封切り(1956年)当時、このようなことは知りようもないが、アメリカでも日本でもありふれた西部劇と片づけられ、多くのフォードファンもその過激な描写に乗れない感じだった。高校生だった僕は、従来のフォード映画とは違うダークさに戸惑いながらも、心に強烈な何かが残った。
当時、海外の映画は一定期間の日本上映を終えると、リバイバルされない限り二度と見ることは出来なかった。たとえ短縮されたとしても、テレビでのOAもなかった。

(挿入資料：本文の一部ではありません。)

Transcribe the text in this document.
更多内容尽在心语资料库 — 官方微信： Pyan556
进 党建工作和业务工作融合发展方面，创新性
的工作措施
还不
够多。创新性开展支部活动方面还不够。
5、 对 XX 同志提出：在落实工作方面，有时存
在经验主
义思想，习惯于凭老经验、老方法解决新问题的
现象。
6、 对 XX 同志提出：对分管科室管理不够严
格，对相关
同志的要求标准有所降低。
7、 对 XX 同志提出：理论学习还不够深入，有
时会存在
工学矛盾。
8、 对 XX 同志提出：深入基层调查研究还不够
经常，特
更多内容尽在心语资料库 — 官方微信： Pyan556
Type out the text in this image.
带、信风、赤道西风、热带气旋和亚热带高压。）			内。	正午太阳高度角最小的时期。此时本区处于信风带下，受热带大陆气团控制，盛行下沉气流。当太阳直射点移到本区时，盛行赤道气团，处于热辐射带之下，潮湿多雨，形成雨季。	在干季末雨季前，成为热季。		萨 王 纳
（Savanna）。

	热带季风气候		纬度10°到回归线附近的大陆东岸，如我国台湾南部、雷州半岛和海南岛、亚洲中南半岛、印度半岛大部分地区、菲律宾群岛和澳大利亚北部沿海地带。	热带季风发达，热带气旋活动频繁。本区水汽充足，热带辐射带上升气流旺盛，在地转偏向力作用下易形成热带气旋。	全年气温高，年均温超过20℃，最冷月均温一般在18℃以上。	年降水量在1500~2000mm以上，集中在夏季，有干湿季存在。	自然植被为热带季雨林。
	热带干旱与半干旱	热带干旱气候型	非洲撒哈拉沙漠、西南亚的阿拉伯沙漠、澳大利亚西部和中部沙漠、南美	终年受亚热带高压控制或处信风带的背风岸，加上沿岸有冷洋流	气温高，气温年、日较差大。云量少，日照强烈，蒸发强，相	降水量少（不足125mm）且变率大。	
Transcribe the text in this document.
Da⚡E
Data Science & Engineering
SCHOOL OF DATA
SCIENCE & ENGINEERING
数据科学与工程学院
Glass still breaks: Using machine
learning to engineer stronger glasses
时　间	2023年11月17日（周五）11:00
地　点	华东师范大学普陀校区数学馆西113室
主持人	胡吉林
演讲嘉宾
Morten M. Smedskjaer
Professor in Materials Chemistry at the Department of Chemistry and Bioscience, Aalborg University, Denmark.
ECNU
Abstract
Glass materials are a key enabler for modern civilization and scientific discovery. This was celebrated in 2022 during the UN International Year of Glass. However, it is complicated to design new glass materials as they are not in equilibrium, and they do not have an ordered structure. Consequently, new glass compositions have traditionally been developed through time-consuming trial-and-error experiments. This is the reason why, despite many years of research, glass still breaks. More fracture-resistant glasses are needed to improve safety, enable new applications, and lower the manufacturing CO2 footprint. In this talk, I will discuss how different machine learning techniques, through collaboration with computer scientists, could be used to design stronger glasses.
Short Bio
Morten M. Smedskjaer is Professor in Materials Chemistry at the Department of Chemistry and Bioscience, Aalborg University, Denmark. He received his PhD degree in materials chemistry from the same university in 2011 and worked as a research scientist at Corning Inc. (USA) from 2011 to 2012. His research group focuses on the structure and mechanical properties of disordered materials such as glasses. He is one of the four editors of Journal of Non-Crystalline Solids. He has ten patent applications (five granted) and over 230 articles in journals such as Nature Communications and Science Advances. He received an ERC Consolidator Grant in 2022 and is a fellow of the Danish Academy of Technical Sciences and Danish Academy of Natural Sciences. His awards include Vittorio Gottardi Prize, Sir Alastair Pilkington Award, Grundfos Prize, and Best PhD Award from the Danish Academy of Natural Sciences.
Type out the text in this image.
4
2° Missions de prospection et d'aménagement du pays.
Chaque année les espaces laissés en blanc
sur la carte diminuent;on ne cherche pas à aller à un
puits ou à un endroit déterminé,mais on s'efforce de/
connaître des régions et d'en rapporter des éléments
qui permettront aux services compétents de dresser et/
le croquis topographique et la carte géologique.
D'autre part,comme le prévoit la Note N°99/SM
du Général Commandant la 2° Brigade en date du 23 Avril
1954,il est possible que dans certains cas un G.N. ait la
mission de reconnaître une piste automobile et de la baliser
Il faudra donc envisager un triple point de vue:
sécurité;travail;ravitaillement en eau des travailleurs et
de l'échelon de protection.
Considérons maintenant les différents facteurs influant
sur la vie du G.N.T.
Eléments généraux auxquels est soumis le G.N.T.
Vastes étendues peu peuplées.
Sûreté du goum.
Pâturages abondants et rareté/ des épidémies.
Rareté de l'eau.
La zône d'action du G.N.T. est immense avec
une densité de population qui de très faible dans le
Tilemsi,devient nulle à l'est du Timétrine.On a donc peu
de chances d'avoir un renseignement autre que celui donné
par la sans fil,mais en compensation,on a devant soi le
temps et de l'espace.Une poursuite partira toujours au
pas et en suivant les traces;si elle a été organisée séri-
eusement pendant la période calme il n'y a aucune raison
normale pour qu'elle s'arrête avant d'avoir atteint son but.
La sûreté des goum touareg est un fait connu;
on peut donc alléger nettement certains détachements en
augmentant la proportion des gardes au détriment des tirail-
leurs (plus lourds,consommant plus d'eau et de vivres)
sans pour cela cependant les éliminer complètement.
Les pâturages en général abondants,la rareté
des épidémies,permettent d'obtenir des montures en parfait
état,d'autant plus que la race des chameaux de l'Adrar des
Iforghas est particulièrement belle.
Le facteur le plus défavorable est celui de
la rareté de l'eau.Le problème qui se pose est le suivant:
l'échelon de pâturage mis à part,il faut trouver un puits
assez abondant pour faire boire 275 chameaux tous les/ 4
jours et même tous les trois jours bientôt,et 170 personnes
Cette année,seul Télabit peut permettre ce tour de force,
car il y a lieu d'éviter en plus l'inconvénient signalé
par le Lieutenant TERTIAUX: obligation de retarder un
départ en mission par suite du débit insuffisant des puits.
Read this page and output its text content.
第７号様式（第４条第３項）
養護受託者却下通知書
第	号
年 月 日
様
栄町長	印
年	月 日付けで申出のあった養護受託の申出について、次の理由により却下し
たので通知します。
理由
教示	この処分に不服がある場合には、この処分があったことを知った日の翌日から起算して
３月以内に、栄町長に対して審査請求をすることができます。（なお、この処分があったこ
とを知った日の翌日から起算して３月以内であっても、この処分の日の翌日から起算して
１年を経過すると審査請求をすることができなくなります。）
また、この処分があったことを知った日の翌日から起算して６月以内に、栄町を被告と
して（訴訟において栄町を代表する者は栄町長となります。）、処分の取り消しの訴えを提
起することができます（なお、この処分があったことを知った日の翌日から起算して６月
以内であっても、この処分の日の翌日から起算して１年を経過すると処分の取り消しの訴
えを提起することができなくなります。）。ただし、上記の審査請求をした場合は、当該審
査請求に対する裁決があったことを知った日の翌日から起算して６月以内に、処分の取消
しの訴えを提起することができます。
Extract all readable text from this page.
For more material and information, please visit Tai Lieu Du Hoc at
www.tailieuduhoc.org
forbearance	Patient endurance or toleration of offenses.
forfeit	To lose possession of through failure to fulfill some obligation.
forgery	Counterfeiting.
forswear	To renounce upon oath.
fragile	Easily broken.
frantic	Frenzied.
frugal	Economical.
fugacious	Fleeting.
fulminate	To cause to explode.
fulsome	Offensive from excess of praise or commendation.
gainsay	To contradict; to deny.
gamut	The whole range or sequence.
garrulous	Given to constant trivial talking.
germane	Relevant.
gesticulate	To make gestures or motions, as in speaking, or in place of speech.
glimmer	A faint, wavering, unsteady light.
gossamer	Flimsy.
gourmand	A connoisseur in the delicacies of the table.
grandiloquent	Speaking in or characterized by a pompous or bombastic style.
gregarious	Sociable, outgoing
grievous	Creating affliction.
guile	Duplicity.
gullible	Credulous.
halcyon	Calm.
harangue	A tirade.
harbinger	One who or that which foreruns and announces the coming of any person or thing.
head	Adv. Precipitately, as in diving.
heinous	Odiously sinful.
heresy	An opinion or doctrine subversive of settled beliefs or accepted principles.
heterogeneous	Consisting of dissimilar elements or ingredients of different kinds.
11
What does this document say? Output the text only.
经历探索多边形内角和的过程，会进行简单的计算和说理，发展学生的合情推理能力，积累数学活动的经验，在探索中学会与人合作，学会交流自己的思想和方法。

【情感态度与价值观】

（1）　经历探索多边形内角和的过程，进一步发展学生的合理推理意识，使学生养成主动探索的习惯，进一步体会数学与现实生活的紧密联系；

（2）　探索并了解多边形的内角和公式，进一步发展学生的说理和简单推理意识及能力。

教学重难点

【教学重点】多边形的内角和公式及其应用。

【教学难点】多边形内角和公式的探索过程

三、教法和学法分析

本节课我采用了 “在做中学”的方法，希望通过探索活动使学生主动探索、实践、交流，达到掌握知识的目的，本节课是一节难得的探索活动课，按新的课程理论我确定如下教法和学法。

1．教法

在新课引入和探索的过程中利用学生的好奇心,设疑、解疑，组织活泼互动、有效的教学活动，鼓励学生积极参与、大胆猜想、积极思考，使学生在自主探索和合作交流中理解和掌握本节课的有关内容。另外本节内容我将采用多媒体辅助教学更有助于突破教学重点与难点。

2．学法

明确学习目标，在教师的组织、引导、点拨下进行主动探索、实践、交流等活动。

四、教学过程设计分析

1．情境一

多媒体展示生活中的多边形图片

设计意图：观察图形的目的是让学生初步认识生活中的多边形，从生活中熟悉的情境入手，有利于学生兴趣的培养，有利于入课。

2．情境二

だから25年後に、ニュー・ヨークで「The Seachers」のビデオを見つけた時のときめきは忘れられない。帰国後に見たら、ビスタサイズではなく、画面の両サイドがカットされたスタンダードサイズ、これではフォードを見たことにならない。ビスタビジョンを収録したレザーディスク版が出るまで我慢した。僕が外国映画で最も多く見ているのが「捜索者」、ちなみに日本映画では「7人の侍」だ。

映画にはいくつもの源流があると思う。

フォード 熱海鋼一 映画画像

D. H. グリフィスの「イントレランス」がセルゲイ・エイゼンシュタテインの「戦艦ポチョムキン」を生み、映画史の大きな流れを作った。映画の原点となるような映画、それぞれに意見はあるだろうが、例えばアベル・ガンスの「鉄路の白薔薇」、F. W. ムルナウの「吸血鬼ノスフェラトウ」、ロバート・フラハティの「北極の怪異・ナヌーク」、バスター・キートンの「大列車追跡」、フリッツ・ラングの「メトロポリス」、カール・ドライエルの「裁かるるジャンヌ」、ルイス・ブニュエルの「アンダルシアの犬」、チャールズ・チャップリンの「街の灯」・・・等々、サイレントからトーキーへ、いくつもの源流はお互いに絡み合い、いくつもの名作を生んでゆく。その流れを想像しているだけでワクワクしてくる。

フォードで言えば、グリフィスを規範とし「4人の息子」(ドイツを舞台にした、第一次世界大戦時の母と子のやるせないが優しい愛の物語)のドイツロケの時に、ムルナウから光と影を学んだと言う。

フォード 熱海鋼一 映画画像

オーソン・ウエルズは、最初の映画「市民ケーン」を作る時、映像表現を学ぶため「駅馬車」を何度も観た。「市民ケーン」は、今も映画史上最大の傑作とよばれ、その構築力と概念の伽藍の様な映像表現の斬新さは見事としか言いようがない。「駅馬車」はその後のアクション映画の源流となり、ジョージ・ミラーの「マッドマックスシリーズ」につながるが、まさか「市民ケーン」を生んだとは? この不思議こそ、言葉という限定されたものではなく、映像という奥行も幅も限りなく広がり、深まる抽象的な表現=映画の醍醐味であり魅力なのだと思う。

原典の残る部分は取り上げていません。